Con el verbo “escrachar” se alude a la acción de los grupos que, por razones ideológicas en general, deciden manifestar colectivamente su aversión hacia otros sujetos o personas, haciéndolo en forma escandalosa a fin de colocar a los afectados ante el desprecio colectivo. Entre nosotros, la manera originaria de manifestar esta postura es el llamado “cacerolazo”, que consiste en producir sonidos metalizados golpeando ollas y otros objetos ruidosos, dirigidos a un sujeto o grupo, para informar del desprecio que se mantiene hacia los mismos, e impedirles su permanencia donde la actuación se realiza.

 El cacerolazo es manejado normalmente por activistas, que, a su antojo, pueden ordenar que a cualquier hora u oportunidad, preferiblemente en la noche, se rompa el silencio en un momento específico, para que imperen solo las cacerolas y, hacer con ello del conocimiento general su desprecio a una medida o a un sujeto. Se cuenta entre nosotros, el caso de los cacerolazos con los cuales se recibió en un restaurante caraqueño, a un exministro que no gozaba de la simpatía de un grupo, el cual tuvo que soportar toda la crueldad de la afrenta, acompañado de los miembros de su familia.

 El “escrachar” es una forma específica de manifestar la  intolerancia, es decir, de no soportar lo que otros significan o hacen y, menos aún, de la razón de su conducta. Escrachar va dirigido directamente en contra de la libertad que la Constitución nos reconoce al libre desarrollo de la personalidad, a la autónoma escogencia de las ideas, de las tesis, de los conceptos, de las valoraciones éticas o estéticas que más nos atraigan.

Cuando se ejerce el escrache se está atentando contra del derecho que todos tenemos a ser como somos y a creer en lo que creemos y a actuar (legítimamente) en lo que consideramos valedero. El escrache significa elevar el desprecio individual a la calidad de desprecio colectivo; significa, hacer notoria nuestra inconformidad con  un sujeto o con un grupo de sujetos a los cuales objetamos sus tendencias ideológicas o su conducta y, en tal forma, lo que se hace es atentar contra la intimidad de nuestros semejantes, abochornándolos, generalmente, ante su familia y sus allegados.
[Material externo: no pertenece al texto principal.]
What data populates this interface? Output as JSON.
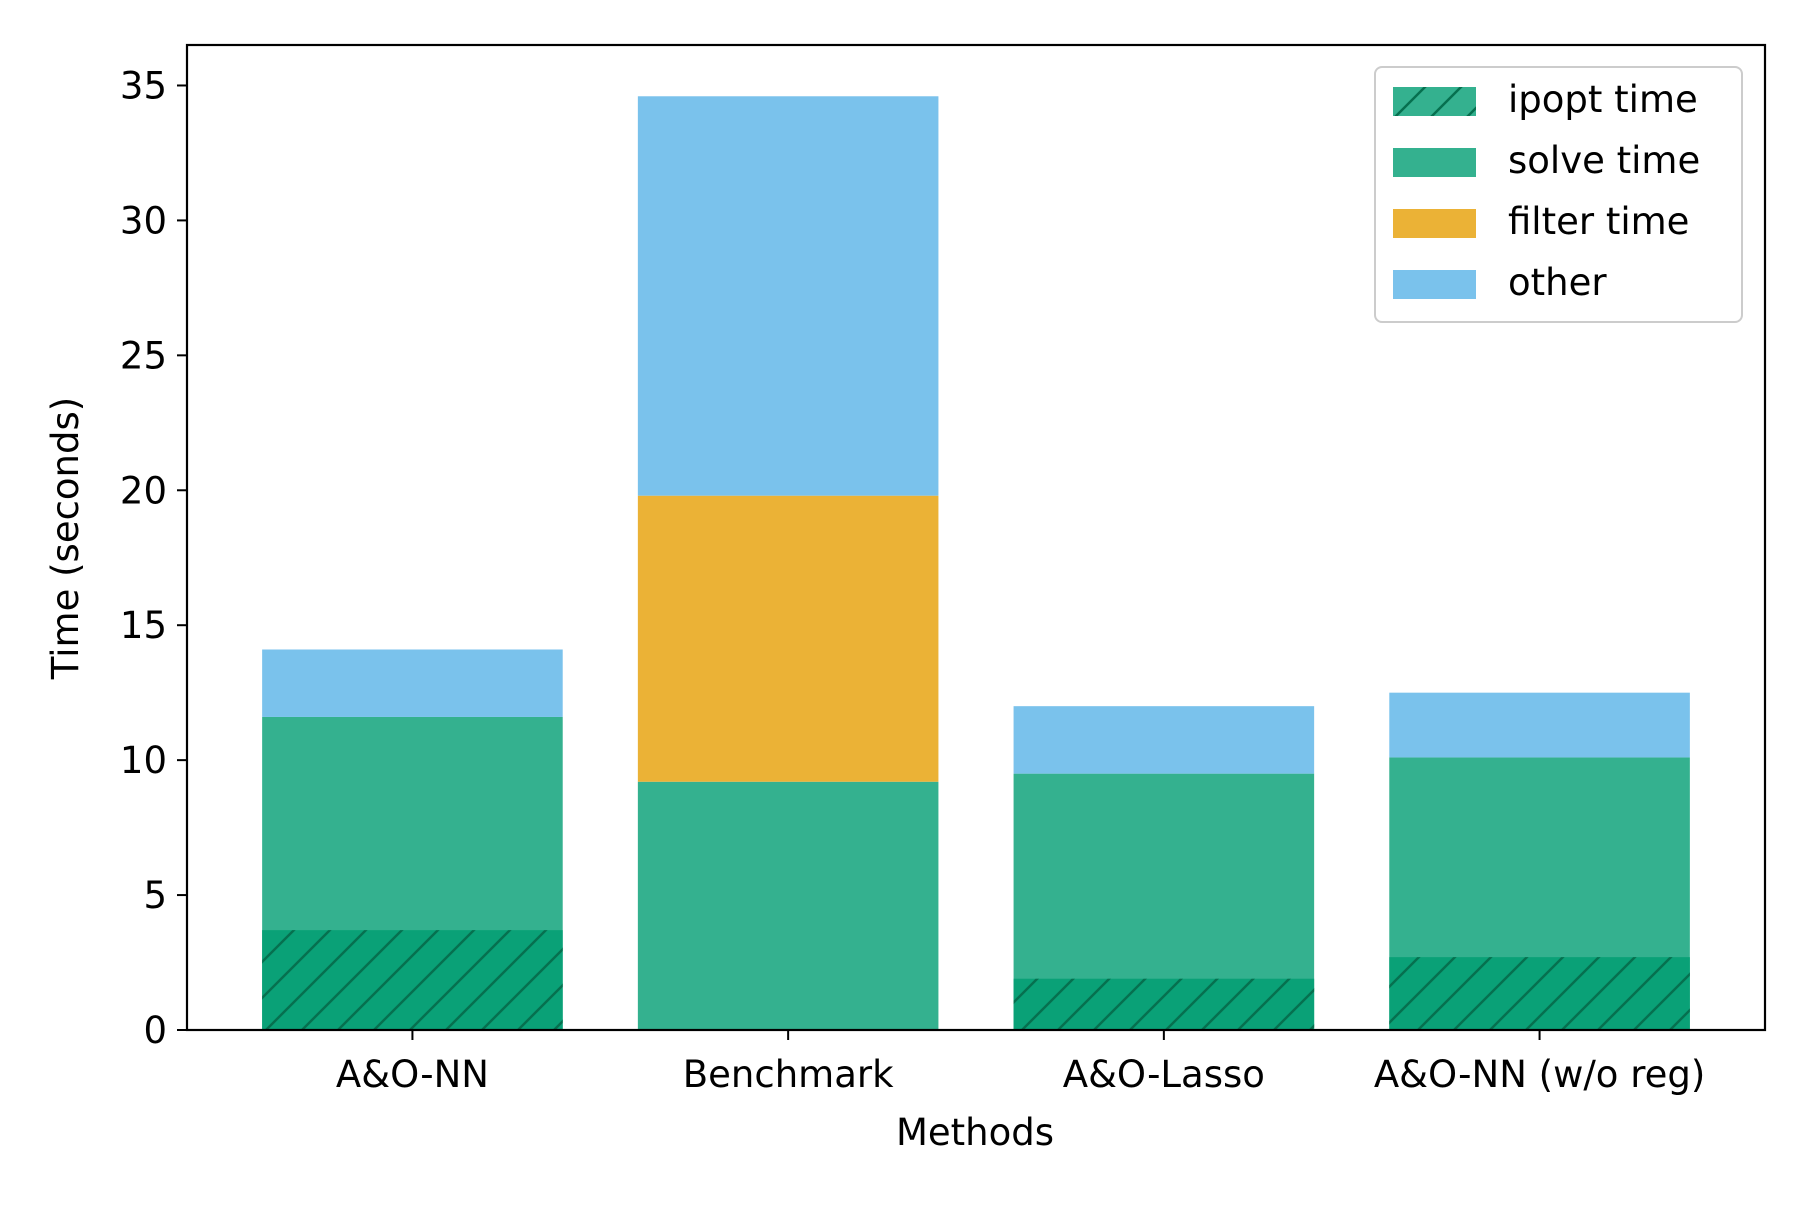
{
  "chart_data": {
    "type": "bar",
    "stacked": true,
    "title": "",
    "xlabel": "Methods",
    "ylabel": "Time (seconds)",
    "categories": [
      "A&O-NN",
      "Benchmark",
      "A&O-Lasso",
      "A&O-NN (w/o reg)"
    ],
    "ylim": [
      0,
      36.5
    ],
    "yticks": [
      "0",
      "5",
      "10",
      "15",
      "20",
      "25",
      "30",
      "35"
    ],
    "grid": false,
    "legend_position": "top-right",
    "series": [
      {
        "name": "solve time",
        "color": "#34b18f",
        "values": [
          11.6,
          9.2,
          9.5,
          10.1
        ]
      },
      {
        "name": "filter time",
        "color": "#ebb236",
        "values": [
          0,
          10.6,
          0,
          0
        ]
      },
      {
        "name": "other",
        "color": "#7ac2ec",
        "values": [
          2.5,
          14.8,
          2.5,
          2.4
        ]
      }
    ],
    "overlay": {
      "name": "ipopt time",
      "color": "#0aa177",
      "hatch": "/",
      "values": [
        3.7,
        0,
        1.9,
        2.7
      ]
    },
    "legend": [
      "ipopt time",
      "solve time",
      "filter time",
      "other"
    ]
  }
}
 Cuando estas actuaciones se imponen en la sociedad, de inmediato los estudiosos le buscan el origen etimológico. Es así como “escrache” es señalado como un término de uso político en Argentina, que expresaba la conducta de las personas ante la impunidad de los genocidas, en vista del indulto que les fuera concedido por  Carlos Menen. En España, el escrache se inició en las protestas que efectuaban los afectados por las medidas de desalojo (desahucio de inmuebles hipotecados). Se ha dicho por otra parte que, en realidad, la palabra deriva del italiano y se vincula con el término “escupir”, en dicho idioma, sobre todo, en los dialectos del norte de Italia, que se han extendido a otras regiones.

 Indudablemente que el término, en la acepción en que nosotros lo conocemos, está utilizado para aludir al rechazo que se manifiesta contra una persona o grupo que tiene determinadas ideologías, destinándose su realización a prolongar al máximo, el tormento de la víctima. Es una forma de violencia colectiva que, atenta contra los derechos humanos, por lo cual, no debería ser ni propiciada, ni aceptada, sino por el contrario, repudiada, por cuanto al enemigo no se debe atacar con humillaciones, sino de frente con ideas, con ejemplo, con altura.